Good Intentions

Dear friends, let us continue to love one another, for love comes from God. Anyone who loves is a child of God and knows God. But anyone who does not love does not know God, for God is love.

God showed how much he loved us by sending his one and only Son into the world so that we might have eternal life through him. 10 This is real love—not that we loved God, but that he loved us and sent his Son as a sacrifice to take away our sins.

11 Dear friends, since God loved us that much, we surely ought to love each other.12 No one has ever seen God. But if we love each other, God lives in us, and his love is brought to full expression in us. – 1 John 4:7-12


Western Reef-Heron Takes Flight – II | Florida Everglades | May 2019

Our church staff experienced a significant blessing as a part of a 3dm learning community. We learned a lot together about being a disciple of Jesus. We discovered that an integrated lifestyle was one that balances love for God, life in relationships with other Jesus followers, and a commitment to God’s mission to save all people through faith in Jesus Christ. Our DCE pointed out that this was a matter of being intentional about being a disciple of Jesus.

Here John speaks of loving others intentionally as a show of our love for God. We are to “keep on loving one another” as an expression of our identity as children of God. It’s who we are: people who love because of God’s love for us. On purpose.

This is relatively easy to do when I remember who I am in Christ. When I am intentional about my identity as a child of God, a brother of Jesus, I am better inclined to love others. It’s just all too easy to become complacent about my identity, to lose sight of who I am, and to get pulled into self-serving actions and schemes. I’d rather not admit this, but I must confess: I am a sinner.

Give me a moment of Holy Spirit inspired intentionality, and I’ll go the extra mile. I’ll do the good deed. I’ll serve my neighbor. All this is not only a matter of living out my identity, though that is foundational. It is a result of God’s love to me. For I am not only a child of God, I am loved by God. And as John reminds us, “We love because he first loved us.”
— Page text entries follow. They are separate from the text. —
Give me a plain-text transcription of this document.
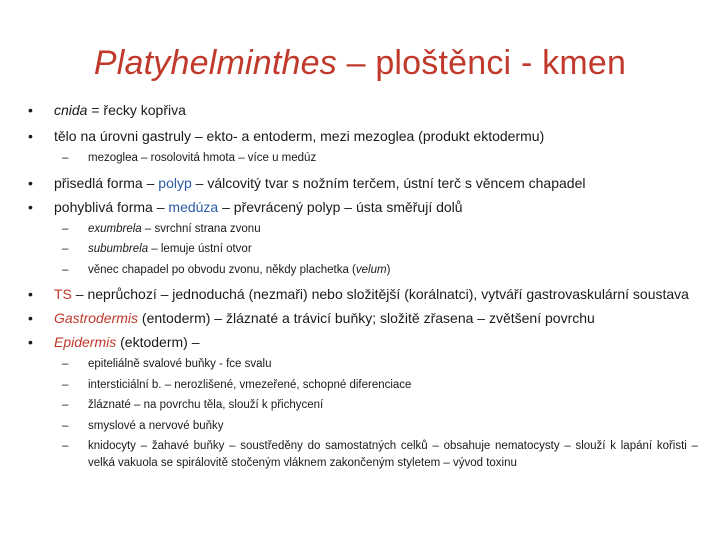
Platyhelminthes – ploštěnci - kmen
• cnida = řecky kopřiva
• tělo na úrovni gastruly – ekto- a entoderm, mezi mezoglea (produkt ektodermu)
– mezoglea – rosolovitá hmota – více u medúz
• přisedlá forma – polyp – válcovitý tvar s nožním terčem, ústní terč s věncem chapadel
• pohyblivá forma – medúza – převrácený polyp – ústa směřují dolů
– exumbrela – svrchní strana zvonu
– subumbrela – lemuje ústní otvor
– věnec chapadel po obvodu zvonu, někdy plachetka (velum)
• TS – neprůchozí – jednoduchá (nezmaři) nebo složitější (korálnatci), vytváří gastrovaskulární soustava
• Gastrodermis (entoderm) – žláznaté a trávicí buňky; složitě zřasena – zvětšení povrchu
• Epidermis (ektoderm) –
– epiteliálně svalové buňky - fce svalu
– intersticiální b. – nerozlišené, vmezeřené, schopné diferenciace
– žláznaté – na povrchu těla, slouží k přichycení
– smyslové a nervové buňky
– knidocyty – žahavé buňky – soustředěny do samostatných celků – obsahuje nematocysty – slouží k lapání kořisti – velká vakuola se spirálovitě stočeným vláknem zakončeným styletem – vývod toxinu
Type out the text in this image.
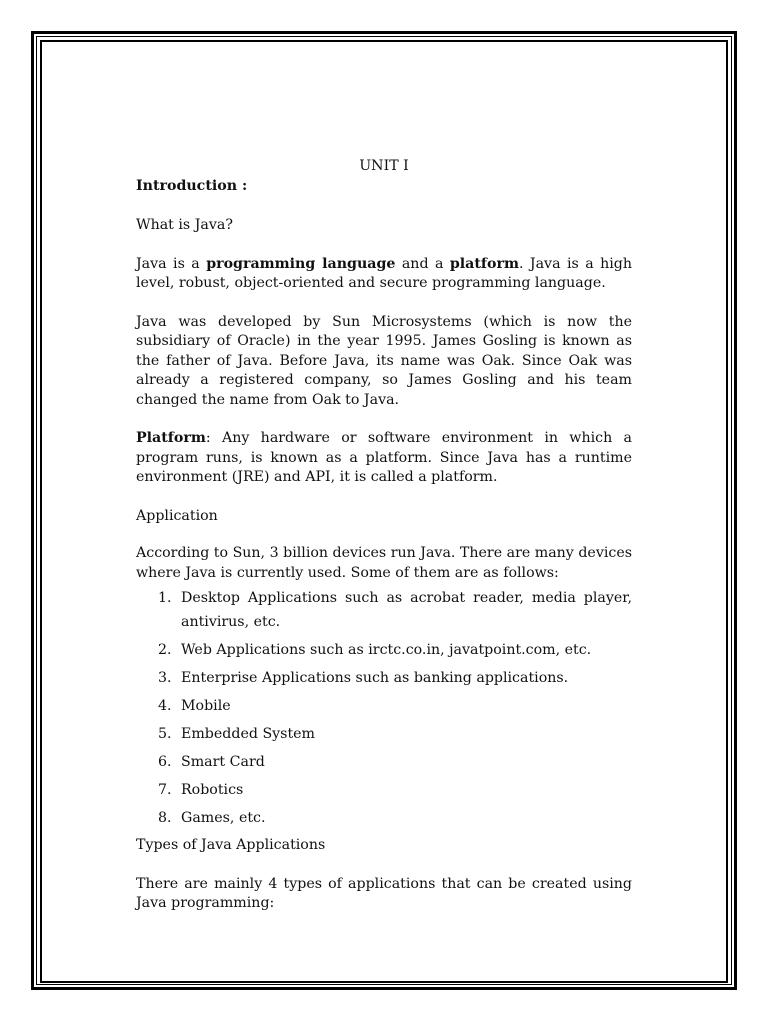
UNIT I

Introduction :

What is Java?

Java is a programming language and a platform. Java is a high level, robust, object-oriented and secure programming language.

Java was developed by Sun Microsystems (which is now the subsidiary of Oracle) in the year 1995. James Gosling is known as the father of Java. Before Java, its name was Oak. Since Oak was already a registered company, so James Gosling and his team changed the name from Oak to Java.

Platform: Any hardware or software environment in which a program runs, is known as a platform. Since Java has a runtime environment (JRE) and API, it is called a platform.

Application

According to Sun, 3 billion devices run Java. There are many devices where Java is currently used. Some of them are as follows:

1. Desktop Applications such as acrobat reader, media player, antivirus, etc.
2. Web Applications such as irctc.co.in, javatpoint.com, etc.
3. Enterprise Applications such as banking applications.
4. Mobile
5. Embedded System
6. Smart Card
7. Robotics
8. Games, etc.

Types of Java Applications

There are mainly 4 types of applications that can be created using Java programming:
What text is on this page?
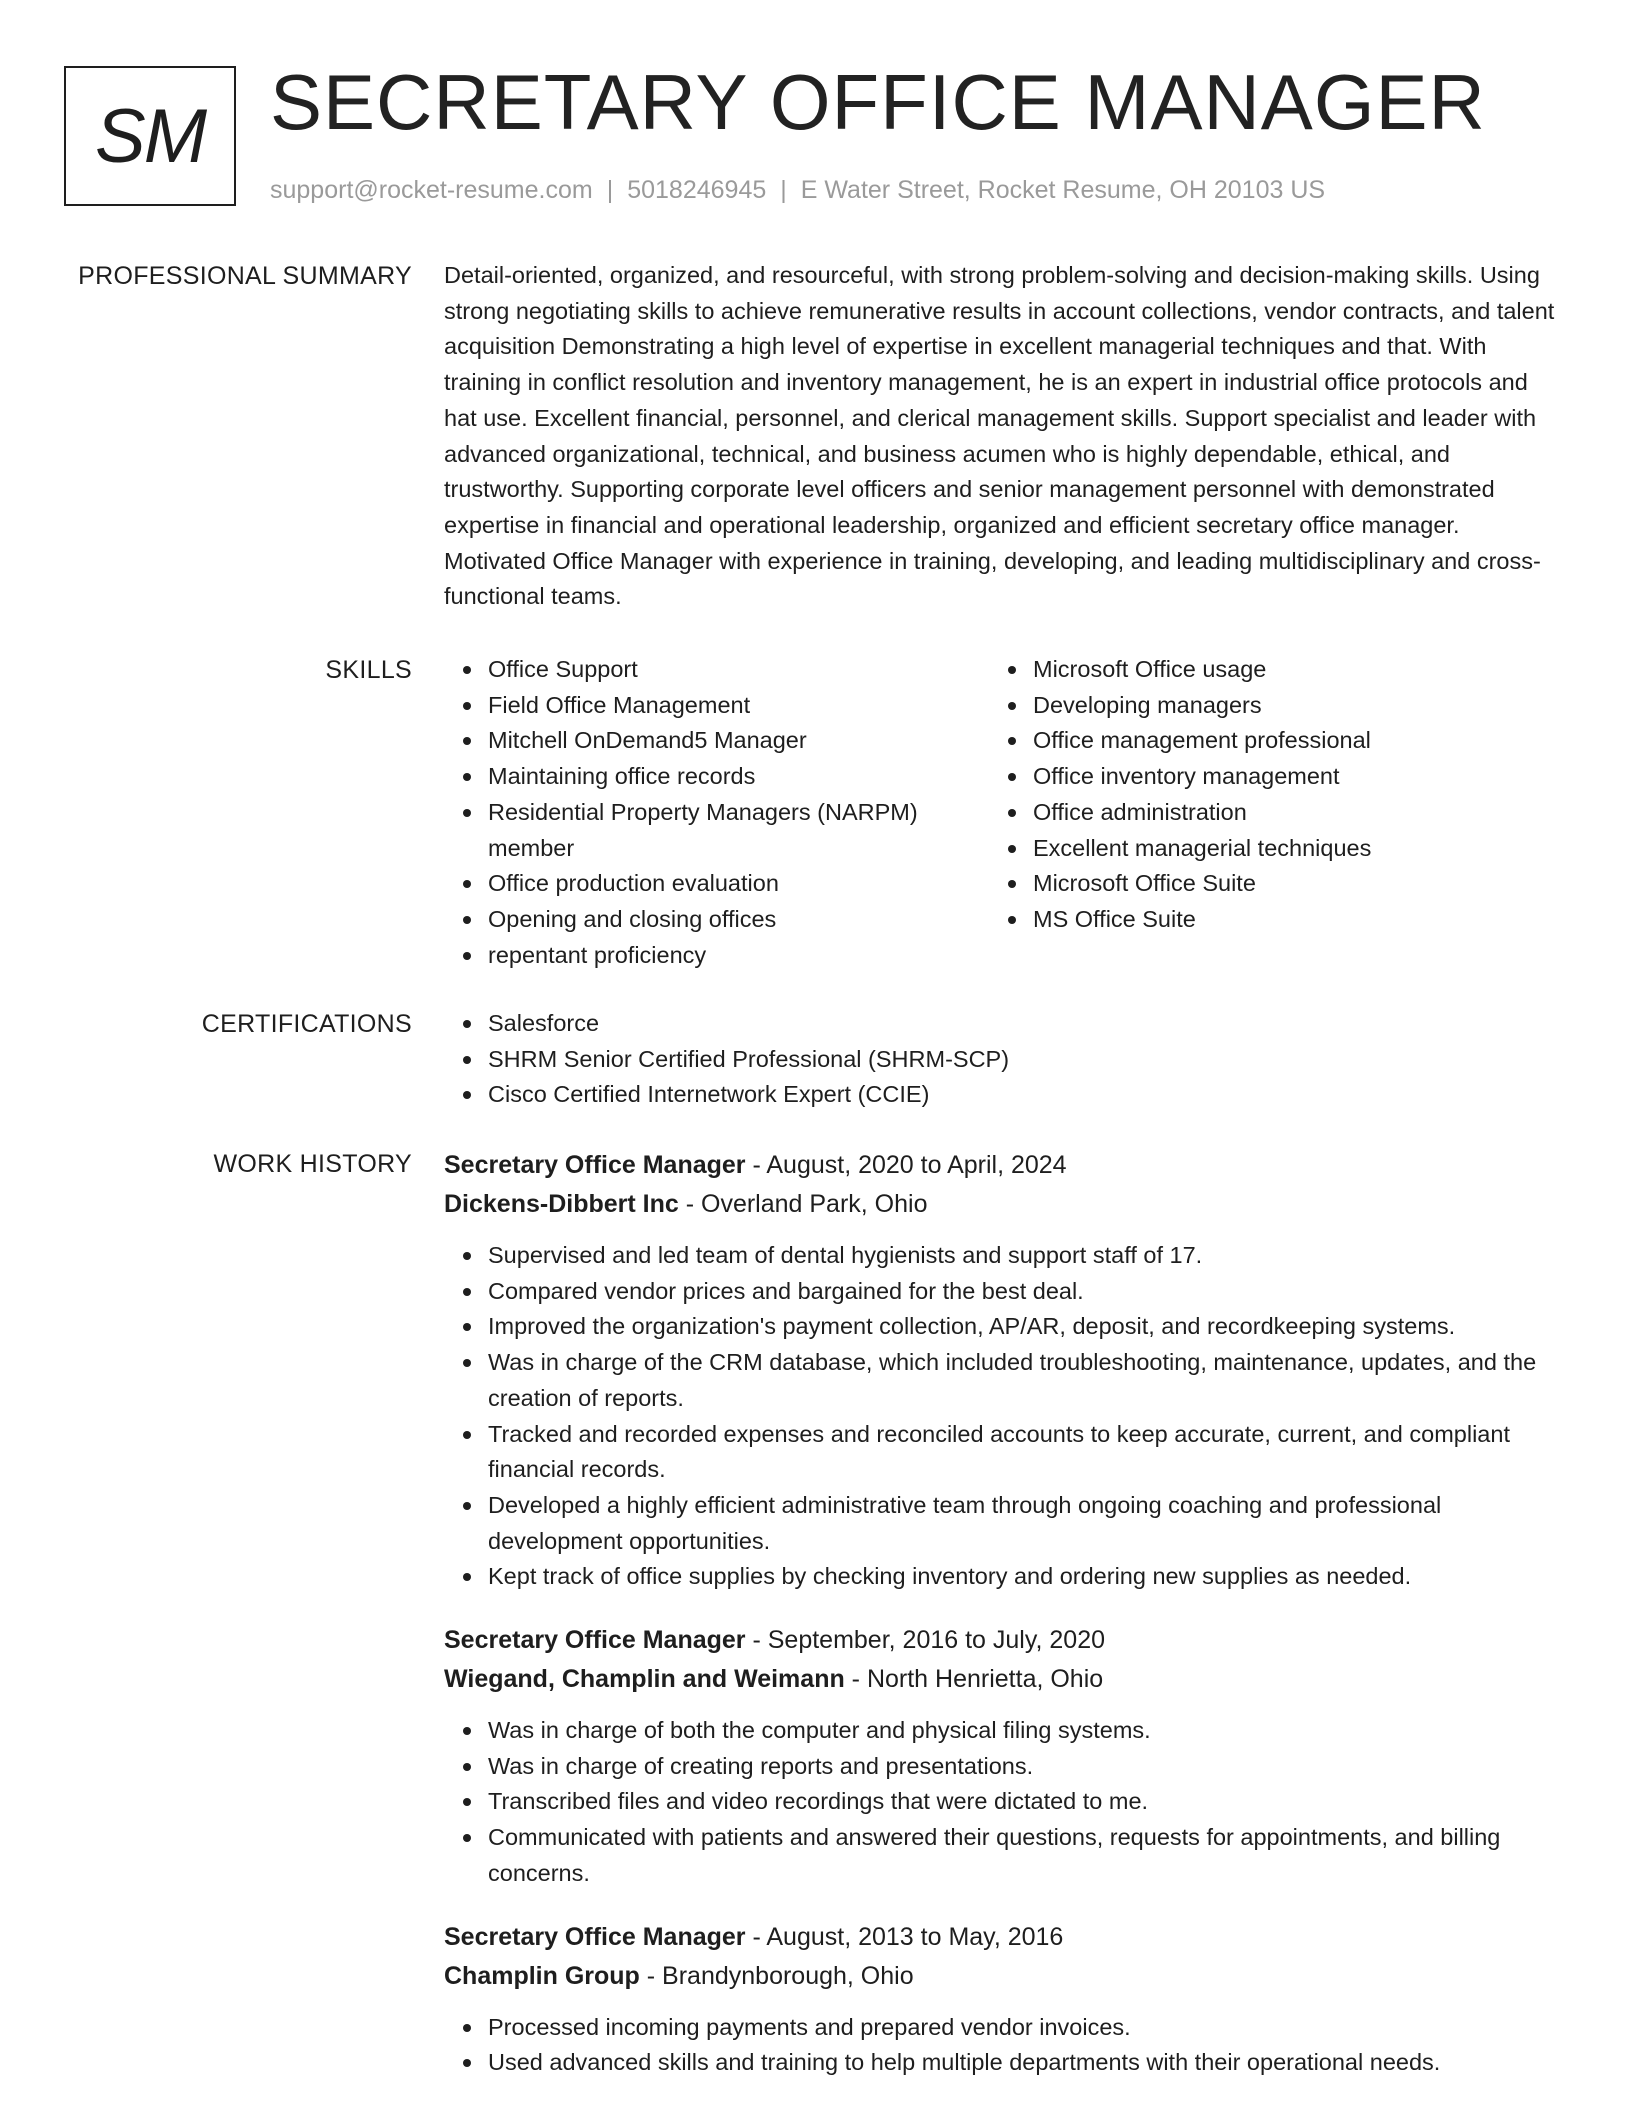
SM SECRETARY OFFICE MANAGER
support@rocket-resume.com | 5018246945 | E Water Street, Rocket Resume, OH 20103 US
PROFESSIONAL SUMMARY Detail-oriented, organized, and resourceful, with strong problem-solving and decision-making skills. Using strong negotiating skills to achieve remunerative results in account collections, vendor contracts, and talent acquisition Demonstrating a high level of expertise in excellent managerial techniques and that. With training in conflict resolution and inventory management, he is an expert in industrial office protocols and hat use. Excellent financial, personnel, and clerical management skills. Support specialist and leader with advanced organizational, technical, and business acumen who is highly dependable, ethical, and trustworthy. Supporting corporate level officers and senior management personnel with demonstrated expertise in financial and operational leadership, organized and efficient secretary office manager. Motivated Office Manager with experience in training, developing, and leading multidisciplinary and cross-functional teams.

SKILLS	Office Support
Field Office Management
Mitchell OnDemand5 Manager
Maintaining office records
Residential Property Managers (NARPM) member
Office production evaluation
Opening and closing offices
repentant proficiency
Microsoft Office usage
Developing managers
Office management professional
Office inventory management
Office administration
Excellent managerial techniques
Microsoft Office Suite
MS Office Suite
CERTIFICATIONS	Salesforce
SHRM Senior Certified Professional (SHRM-SCP)
Cisco Certified Internetwork Expert (CCIE)
WORK HISTORY Secretary Office Manager - August, 2020 to April, 2024
Dickens-Dibbert Inc - Overland Park, Ohio
Supervised and led team of dental hygienists and support staff of 17.
Compared vendor prices and bargained for the best deal.
Improved the organization's payment collection, AP/AR, deposit, and recordkeeping systems.
Was in charge of the CRM database, which included troubleshooting, maintenance, updates, and the creation of reports.
Tracked and recorded expenses and reconciled accounts to keep accurate, current, and compliant financial records.
Developed a highly efficient administrative team through ongoing coaching and professional development opportunities.
Kept track of office supplies by checking inventory and ordering new supplies as needed.
Secretary Office Manager - September, 2016 to July, 2020
Wiegand, Champlin and Weimann - North Henrietta, Ohio
Was in charge of both the computer and physical filing systems.
Was in charge of creating reports and presentations.
Transcribed files and video recordings that were dictated to me.
Communicated with patients and answered their questions, requests for appointments, and billing concerns.
Secretary Office Manager - August, 2013 to May, 2016
Champlin Group - Brandynborough, Ohio
Processed incoming payments and prepared vendor invoices.
Used advanced skills and training to help multiple departments with their operational needs.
God’s love was not merely a matter of disembodied good will and kind heart. It showed itself by his action. God sent his Son to atone for our sins and quell God’s wrath against us. The word John uses here is propitiation. Propitiation has the idea of a sacrifice that turns away the wrath of God. So not only does God love me, he has satisfied his own righteous wrath by punishing Jesus for my sins – and I’ve already admitted my need for that.

Perhaps I need to think about how my anger does not accomplish the righteous things God desires (cf. James 1:20). Certainly I need to be more intentional about who I am as a child of God. Thankfully I can receive God’s love and reflect that to my neighbor – intentionally.